Statisticians obviously can't track something as evasive as discrimination; in fact, because the study was based on Census information, it did not take into account several significant factors that might have explained the residual disparity, including the size and age of the businesses as well as discrimination in credit markets.

However, Starr believes prejudice at the buyer level was the core reason for the disparity because "in cases where women had more direct contact with their customers, discrimination was more [apparent]." In fact, in industries that required a large amount of interaction with clients, the gap in earnings almost doubled.

Faced with this disturbing finding, Starr predicts women entrepreneurs will take one of two attitudes: "Some will be pessimistic," he says. "Others will say, 'This is another battle we have to fight, and one we have to fight every day. So let's do it.' "

Cheryl Krueger is one entrepreneur who has taken up the battle cry. Despite the picture the SBA numbers portray, the owner of Cheryl & Co., a Westerville, Ohio, gourmet food and gift company, says her experience has been "just the opposite." Though Krueger has a lot of customer contact, theoretically putting her in the danger zone, she says, "From a customer standpoint, we have had absolutely no discrimination."

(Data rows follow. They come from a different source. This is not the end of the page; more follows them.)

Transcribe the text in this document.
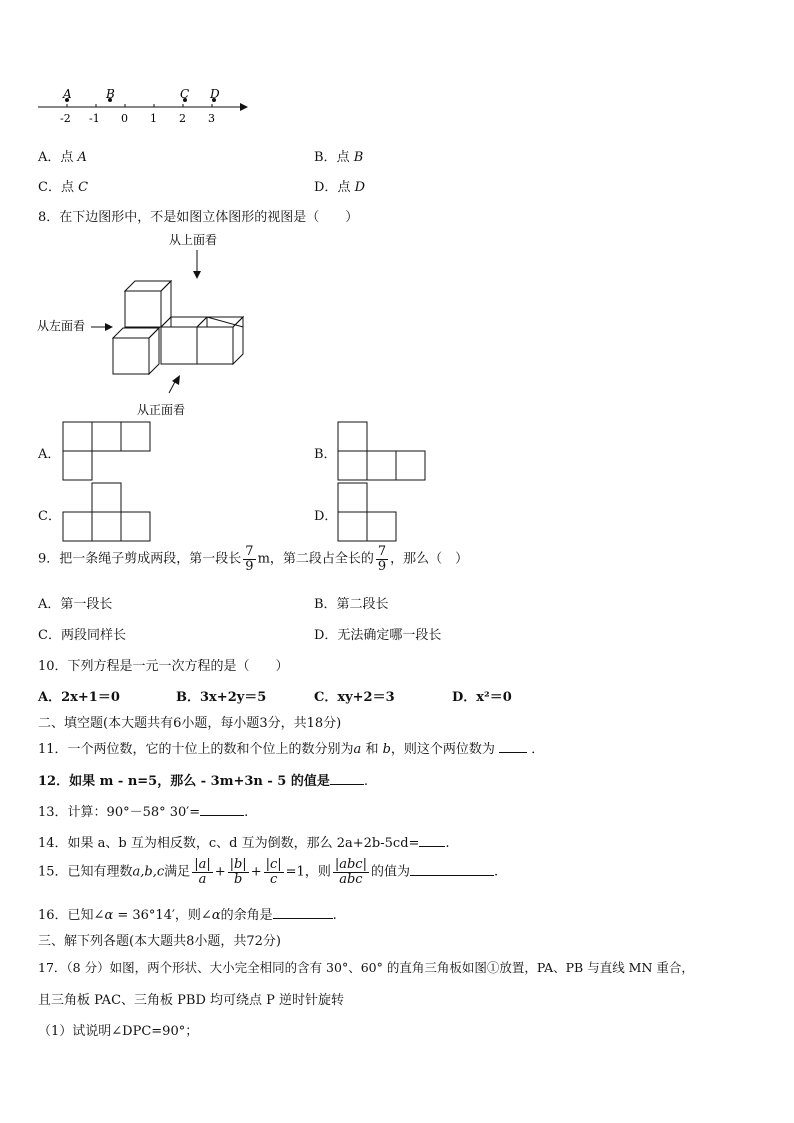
A	B	C D
-2 -1 0 1 2 3
A．点 A	B．点 B
C．点 C	D．点 D
8．在下边图形中，不是如图立体图形的视图是（　　）
从上面看
从左面看
从正面看
A．	B．
C．	D．
9．把一条绳子剪成两段，第一段长 $\frac{7}{9}$ m，第二段占全长的 $\frac{7}{9}$ ，那么（　）
A．第一段长	B．第二段长
C．两段同样长	D．无法确定哪一段长
10．下列方程是一元一次方程的是（　　）
A．2x+1＝0	B．3x+2y＝5	C．xy+2＝3	D．x²＝0
二、填空题(本大题共有6小题，每小题3分，共18分)
11．一个两位数，它的十位上的数和个位上的数分别为a 和 b，则这个两位数为	．
12．如果 m - n=5，那么 - 3m+3n - 5 的值是	.
13．计算：90°－58° 30′=	.
14．如果 a、b 互为相反数，c、d 互为倒数，那么 2a+2b-5cd= .
15．已知有理数a,b,c满足 $\frac{|a|}{a} + \frac{|b|}{b} + \frac{|c|}{c} =1$，则 $\frac{\text{|abc|}}{\text{abc}}$ 的值为	.
16．已知∠α = 36°14′，则∠α的余角是	.
三、解下列各题(本大题共8小题，共72分)
17．（8 分）如图，两个形状、大小完全相同的含有 30°、60° 的直角三角板如图①放置，PA、PB 与直线 MN 重合，
且三角板 PAC、三角板 PBD 均可绕点 P 逆时针旋转
（1）试说明∠DPC=90°；
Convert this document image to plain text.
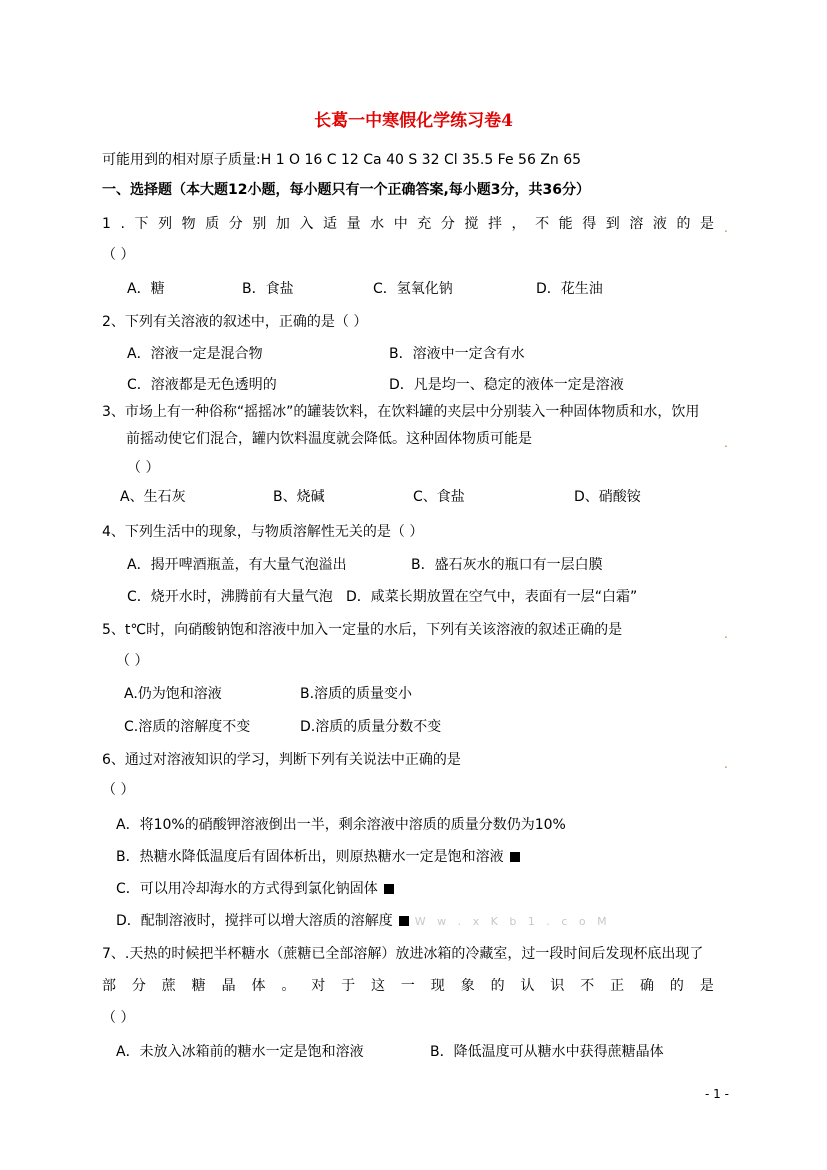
长葛一中寒假化学练习卷4
可能用到的相对原子质量:H 1 O 16 C 12 Ca 40 S 32 Cl 35.5 Fe 56 Zn 65
一、选择题（本大题12小题，每小题只有一个正确答案,每小题3分，共36分）
1 . 下 列 物 质 分 别 加 入 适 量 水 中 充 分 搅 拌 ， 不 能 得 到 溶 液 的 是 .
（ ）
A．糖	B．食盐	C．氢氧化钠	D．花生油
2、下列有关溶液的叙述中，正确的是（ ）
A．溶液一定是混合物	B．溶液中一定含有水
C．溶液都是无色透明的	D．凡是均一、稳定的液体一定是溶液
3、市场上有一种俗称“摇摇冰”的罐装饮料，在饮料罐的夹层中分别装入一种固体物质和水，饮用
前摇动使它们混合，罐内饮料温度就会降低。这种固体物质可能是	.
（ ）
A、生石灰	B、烧碱	C、食盐	D、硝酸铵
4、下列生活中的现象，与物质溶解性无关的是（ ）
A．揭开啤酒瓶盖，有大量气泡溢出	B．盛石灰水的瓶口有一层白膜
C．烧开水时，沸腾前有大量气泡 D．咸菜长期放置在空气中，表面有一层“白霜”
5、t℃时，向硝酸钠饱和溶液中加入一定量的水后，下列有关该溶液的叙述正确的是	.
（ ）
A.仍为饱和溶液	B.溶质的质量变小
C.溶质的溶解度不变	D.溶质的质量分数不变
6、通过对溶液知识的学习，判断下列有关说法中正确的是	.
（ ）
A．将10%的硝酸钾溶液倒出一半，剩余溶液中溶质的质量分数仍为10%
B．热糖水降低温度后有固体析出，则原热糖水一定是饱和溶液
C．可以用冷却海水的方式得到氯化钠固体
D．配制溶液时，搅拌可以增大溶质的溶解度 W w . x K b 1 . c o M
7、.天热的时候把半杯糖水（蔗糖已全部溶解）放进冰箱的冷藏室，过一段时间后发现杯底出现了
部 分 蔗 糖 晶 体 。 对 于 这 一 现 象 的 认 识 不 正 确 的 是
（ ）
A．未放入冰箱前的糖水一定是饱和溶液	B．降低温度可从糖水中获得蔗糖晶体
- 1 -
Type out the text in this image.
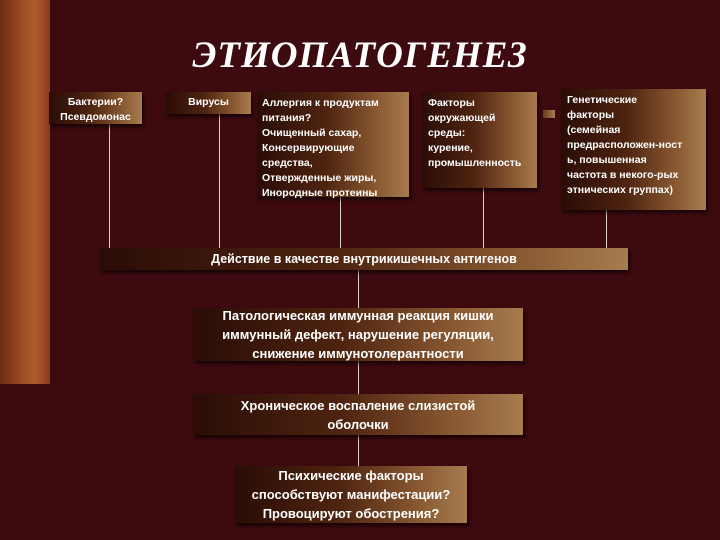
ЭТИОПАТОГЕНЕЗ
Бактерии?
Псевдомонас
Вирусы	Аллергия к продуктам
питания?
Очищенный сахар,
Консервирующие
средства,
Отвержденные жиры,
Инородные протеины
Факторы
окружающей
среды:
курение,
промышленность
Генетические
факторы
(семейная
предрасположен-ност
ь, повышенная
частота в некого-рых
этнических группах)
Действие в качестве внутрикишечных антигенов
Патологическая иммунная реакция кишки
иммунный дефект, нарушение регуляции,
снижение иммунотолерантности
Хроническое воспаление слизистой
оболочки
Психические факторы
способствуют манифестации?
Провоцируют обострения?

What's her secret? Krueger wears her status as an entrepreneurial woman proudly. "We have a high profile because of our commitment to the community," she says. "We are involved in [educational] programs, the arts, the American Cancer Society and a lot of women's organizations. Our customers are loyal to the causes we stand for-they almost go overboard to support us."

Meanwhile, Krueger isn't underestimating the customers with the most power to defeat discrimination: other women. "A lot of women customers think [what we're doing] is great," she says. "They want to support women-owned businesses." The lesson learned? Don't let the numbers get you down: Taking a stand can help close the earnings gap.